10. There is a category of ‘syntactical’ relations defined with which ‘head’ ‘modifier’ compositions can be created
11. There is a category of ‘semantic’ relations defined that can be dynamically expanded (they are entities, and they fall under the same SYNTRANS equivalency processing). These relations all follow the construction : (preposition)-> (entity) *->(postposition)* *=optional
With that you can store/map/search just about anything. I am working on the formulation of proper English and the corresponding proper German presentation of any semantic network identified. Proof of concept data is mapped in 64 or so other languages, including Arabic, Hebrew, Cyrillic, Greek and a few other scripts, a number of coding systems, chemical formulas …
Due to its nature you can identify a partial concept with a phrase and the system will offer ‘known’ related concepts. Once you pick one it supplements known information from knowledge and allows following links. All presented information is generated from the underlying semantic network that represents the concept, in the language that the browser it set to.
The system is able to circumscribe terms based on the composition of the concept.
We have no naming issues of relationships, just call them what they are, that gets close enough for refinement.

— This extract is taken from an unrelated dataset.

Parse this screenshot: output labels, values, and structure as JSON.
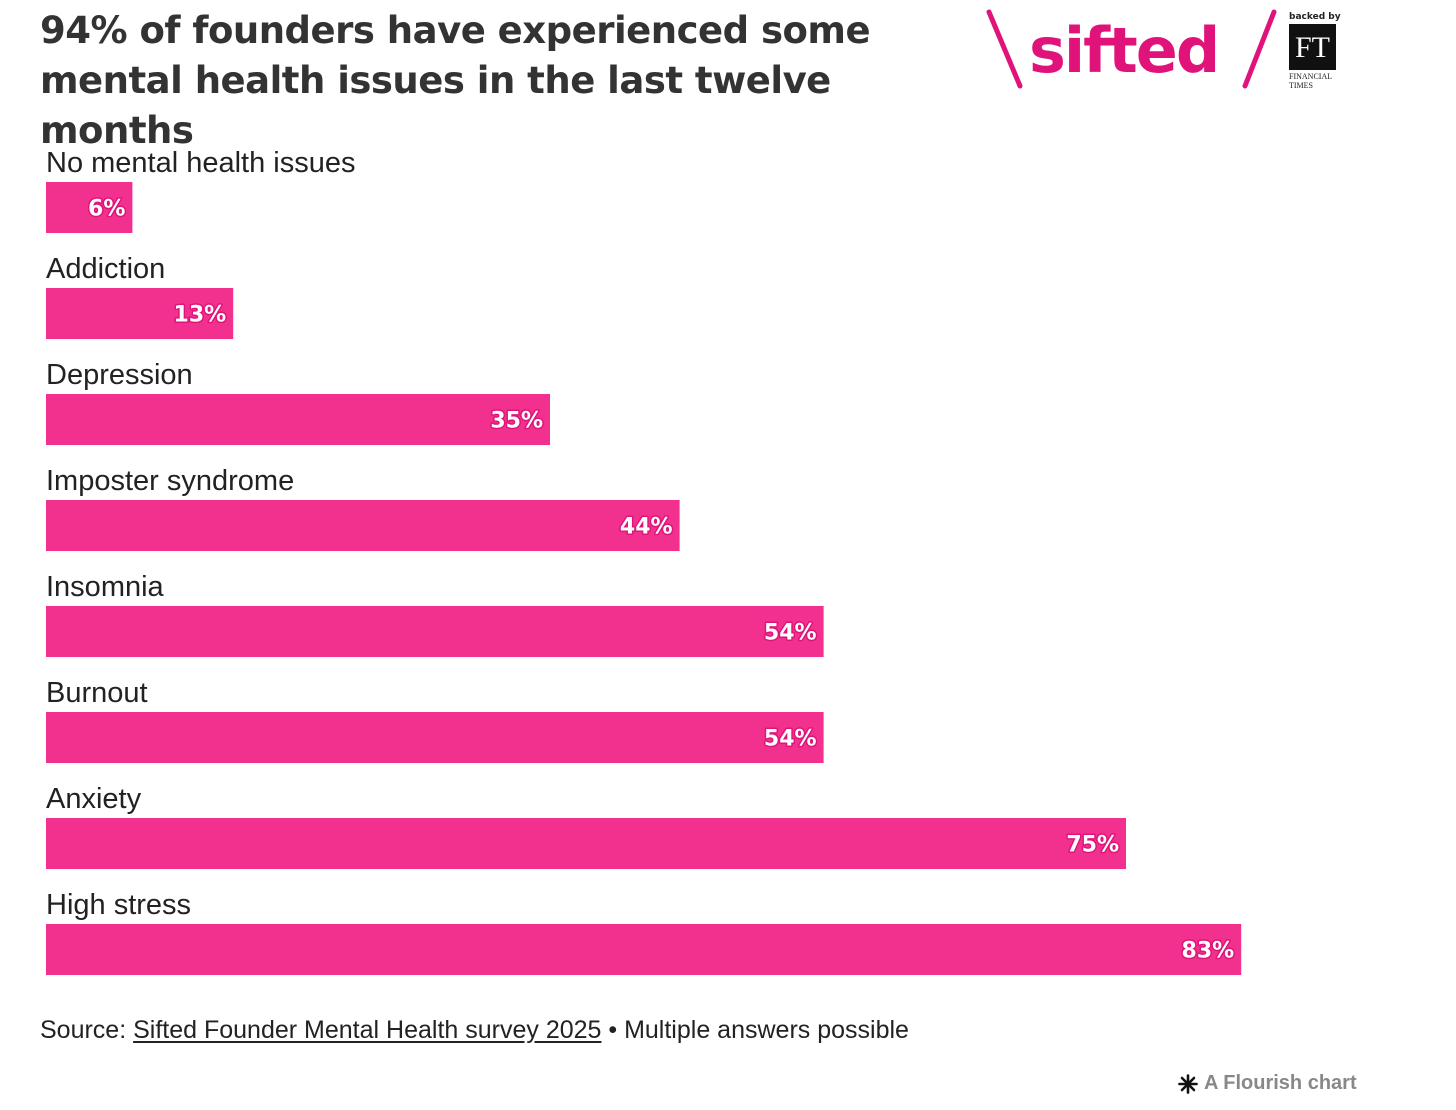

The decision if there is a need to separate noun/adjectival/verbal forms of a concept is still out. There seem to be rules that exist between them:
(adj1) := (pertaining to) (noun)
(verb) := (making of)(noun)
(adj2) := (in process of) (verb)
Pertaining, making, process… are examples, not sure yet if these develop into categories. We have these relations currently as separate entities with relations to each other but could also develop a procedure to present the variations from a single concept.
There is an interesting meta data of which concepts do or do not have various syntactical forms.
We are working with about 3 million triplets. Yes there are circular references which cause headaches, and there is definitely the problem of getting back too much information.
Need to have some form of transactional system + arbitration to let the general public on this.
IMPORTANT FYI: the meaning of a concept is located in the intersection between two languages!
In other words how someone would translate an English term into another Language defines what the translator meant.